Afortunadamente el diseñador aclaró que se trataba de un regalo, para que le crea quien le quiera creer: “gracias, Angélica, por aceptar este regalo”, porque de otra forma hubiéramos pensado que se trataba, nuevamente, de una exhibición de despilfarro totalmente inapropiada para los tiempos que se viven en este México cansado, pobre y enojado.

Pero el grito no quedó solo en la vacuidad del derroche. Desde el balcón de Palacio Nacional se vio una escena teatral mal actuada de “amor sin barreras” entre los miembros de la familia presidencial, y de ellos hacia el pueblo: sonrisas, caricias, besos, agradecimientos y hasta corazones volaban al aire. Todo parecía pura felicidad y armonía. Entre los asistentes, una barra de fans gritaba a todo pulmón “¡Peña!, ¡Peña!”

Un ceremonioso acto patrio, como lo llama la misma revista Hola, de suma importancia para la identidad y orgullo mexicanos, convertido en un evento para exaltar belleza, riqueza, elegancia y arrogancia.
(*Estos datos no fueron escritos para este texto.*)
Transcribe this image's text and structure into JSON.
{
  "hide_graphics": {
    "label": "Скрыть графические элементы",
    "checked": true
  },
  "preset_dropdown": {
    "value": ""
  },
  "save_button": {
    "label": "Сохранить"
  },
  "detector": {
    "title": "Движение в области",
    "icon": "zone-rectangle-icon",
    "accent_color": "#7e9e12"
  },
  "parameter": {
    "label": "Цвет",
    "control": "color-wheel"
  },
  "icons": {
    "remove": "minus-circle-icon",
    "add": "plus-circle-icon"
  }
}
No cabe duda que los asesores del actual presidente fueron absolutamente ciegos y sordos a las demandas de la ciudadanía a lo largo de todo el sexenio. Seguramente tenían la fantasía de hacer vivir una historia digna de la realeza (la de los cuentos de hadas), de amor, dinero y belleza, solo apropiada para llenar las páginas de Hola, encargada de registrar el lujo de los distinguidos personajes que ahí se muestran, mientras la población da el grito, pero de angustia. Porque es tal el enojo y la desolación de la población que el grito que tiene atorado en su pecho es pidiendo que México sea ese lugar donde ya no dé miedo vivir.

¡No más muertos!

¡No más corrupción!

¡No más pobreza!

¡No más impunidad!

Este grito patrio me hizo pensar en el cuadro “el grito” de Edvard Munch, que representa precisamente la desesperación, misma que vive la población que ni lee ni figura en las páginas de esa revista. “Me quedé paralizado temblando de ansiedad, y sentí que un grito infinito atravesaba la naturaleza” cuenta Munch que sintió un día cuando vio que el cielo se tornaba rojo, momento que le sirvió de inspiración para su cuadro. Rojo como el  inolvidable vestido rojo de Angélica…

Sí, inolvidable será. Adiós.

Lidy Adler

Lidy Adler, regiomontana por adopción, psicoanalista por pasión y columnista por afición.